I taccuini dell’emigrazione, come quelli degli anni moscoviti, ospitano materiali eterogenei: minute di lettere, versi sparsi, racconti di sogni, osservazioni di vita quotidiana, note della spesa, conti, riflessioni filosofiche, aforismi, piani di opere a venire, orari dei treni, in ordine casuale. Colpisce però l’intensificarsi progressivo, con il passare del tempo, dei dati bruti della vita quotidiana: elenchi di cose da comprare, conti, nel tentativo di coprire le spese, liste di persone a cui restituire soldi presi in prestito si incuneano con sempre maggiore frequenza nel flusso delle altre annotazioni, quasi, sembra, a cacciarne infine fuori a forza tutti gli altri elementi: la parte finale dell’ultimo taccuino francese del 1932-1933 è un lungo indirizzario, una costellazione di nomi dietro cui svanisce ogni possibile narrazione – probabilmente una serie di possibili punti di orientamento, persone a cui Cvetaeva sperava di potersi rivolgere nell’isolamento crescente dell’emigrazione.
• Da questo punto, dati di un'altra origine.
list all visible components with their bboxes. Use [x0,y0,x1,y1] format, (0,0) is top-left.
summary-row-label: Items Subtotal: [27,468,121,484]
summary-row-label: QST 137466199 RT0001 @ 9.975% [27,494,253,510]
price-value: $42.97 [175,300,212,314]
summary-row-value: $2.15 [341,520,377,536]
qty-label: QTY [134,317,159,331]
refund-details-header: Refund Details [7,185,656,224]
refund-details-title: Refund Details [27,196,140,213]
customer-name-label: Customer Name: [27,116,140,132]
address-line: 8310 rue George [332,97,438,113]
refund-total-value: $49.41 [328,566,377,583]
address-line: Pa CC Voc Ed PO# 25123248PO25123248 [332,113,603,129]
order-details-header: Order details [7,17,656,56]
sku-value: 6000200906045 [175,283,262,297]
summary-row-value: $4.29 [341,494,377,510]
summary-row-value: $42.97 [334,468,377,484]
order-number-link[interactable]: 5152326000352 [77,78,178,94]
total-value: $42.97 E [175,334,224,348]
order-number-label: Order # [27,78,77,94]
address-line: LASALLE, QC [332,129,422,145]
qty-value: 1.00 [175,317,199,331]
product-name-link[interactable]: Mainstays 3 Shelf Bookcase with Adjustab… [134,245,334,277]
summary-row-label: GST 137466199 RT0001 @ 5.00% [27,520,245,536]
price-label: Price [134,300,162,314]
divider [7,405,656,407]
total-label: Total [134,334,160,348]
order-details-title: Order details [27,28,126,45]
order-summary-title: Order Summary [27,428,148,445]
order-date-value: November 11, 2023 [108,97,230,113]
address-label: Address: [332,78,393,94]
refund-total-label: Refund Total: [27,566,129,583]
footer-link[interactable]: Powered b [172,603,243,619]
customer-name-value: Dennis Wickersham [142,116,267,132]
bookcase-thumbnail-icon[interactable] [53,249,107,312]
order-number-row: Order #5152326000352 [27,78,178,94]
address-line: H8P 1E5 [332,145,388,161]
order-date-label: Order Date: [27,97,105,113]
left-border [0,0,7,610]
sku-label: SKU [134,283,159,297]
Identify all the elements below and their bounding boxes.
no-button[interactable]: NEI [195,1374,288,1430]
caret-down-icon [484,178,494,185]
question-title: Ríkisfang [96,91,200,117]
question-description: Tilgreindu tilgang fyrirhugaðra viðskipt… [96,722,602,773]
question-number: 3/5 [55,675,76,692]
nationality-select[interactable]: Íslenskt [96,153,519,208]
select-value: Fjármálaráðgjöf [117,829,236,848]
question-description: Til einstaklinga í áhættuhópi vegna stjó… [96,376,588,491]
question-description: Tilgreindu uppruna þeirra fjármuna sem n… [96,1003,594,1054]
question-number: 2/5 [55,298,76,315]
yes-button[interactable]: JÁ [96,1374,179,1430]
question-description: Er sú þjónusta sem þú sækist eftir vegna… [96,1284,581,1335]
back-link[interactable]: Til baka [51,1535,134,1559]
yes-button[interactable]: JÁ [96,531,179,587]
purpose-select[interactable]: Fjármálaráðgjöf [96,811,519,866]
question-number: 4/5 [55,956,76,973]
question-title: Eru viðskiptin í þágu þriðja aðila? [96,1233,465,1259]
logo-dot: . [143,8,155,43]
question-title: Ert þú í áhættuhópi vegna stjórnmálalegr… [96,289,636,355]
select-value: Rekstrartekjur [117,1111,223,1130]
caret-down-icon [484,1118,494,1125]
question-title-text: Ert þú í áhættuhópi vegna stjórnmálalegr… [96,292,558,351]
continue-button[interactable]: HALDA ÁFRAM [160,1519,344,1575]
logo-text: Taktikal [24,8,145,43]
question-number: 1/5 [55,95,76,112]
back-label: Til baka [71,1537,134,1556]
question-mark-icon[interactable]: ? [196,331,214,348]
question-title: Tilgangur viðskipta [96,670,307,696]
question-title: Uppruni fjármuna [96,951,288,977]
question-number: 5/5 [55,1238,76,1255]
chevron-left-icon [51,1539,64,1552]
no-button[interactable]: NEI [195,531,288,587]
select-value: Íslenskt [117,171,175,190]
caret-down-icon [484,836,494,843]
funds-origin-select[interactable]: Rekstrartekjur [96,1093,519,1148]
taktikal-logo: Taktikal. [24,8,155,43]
Nel giugno 1939, con una sofferta decisione che seguiva tormentose esitazioni, Cvetaeva lasciava insieme a Mur la Francia, per un ritorno in Unione Sovietica il cui significato presentiva con chiarezza. È sul piroscafo che la riporterà in patria, questo non-luogo, spazio di transito in cui senso di sradicamento e instabilità dovrebbero toccare il loro punto più alto, che sentiamo risuonare di nuovo come per miracolo la voce di Cvetaeva che racconta. Messe forzatamente a tacere le incombenze e le difficoltà della vita quotidiana, la scrittura cvetaeviana torna a sciogliersi in un flusso continuo, i giorni di navigazione narrati in sei pagine di un’agenda scolaire, un ultimo, piccolo saggio della scrittura diaristica di Cvetaeva. In cui vi è tutto: il reale continuamente e amorosamente osservato nei suoi aspetti più minuti, dalla natura alle cose, dalle persone ai paesaggi e alle città, e continuamente trasfigurato, visto con gli occhi della scrittura propria e altrui, dei libri amati e dei propri miti (tra cui il sempre presente Napoleone), accolto e interpretato per leggervi segni del proprio destino; la registrazione parimenti minuziosa e attenta dei propri moti interiori diurni e notturni (i sogni), come con un ininterrotto sismografo; la voce indiretta di Mur, il figlio amato ormai adolescente; e un elenco, ancora uno, l’ultimo: quello di valigie, sacche, ceste e bauli, con cui Cvetaeva riportava la propria vita in patria.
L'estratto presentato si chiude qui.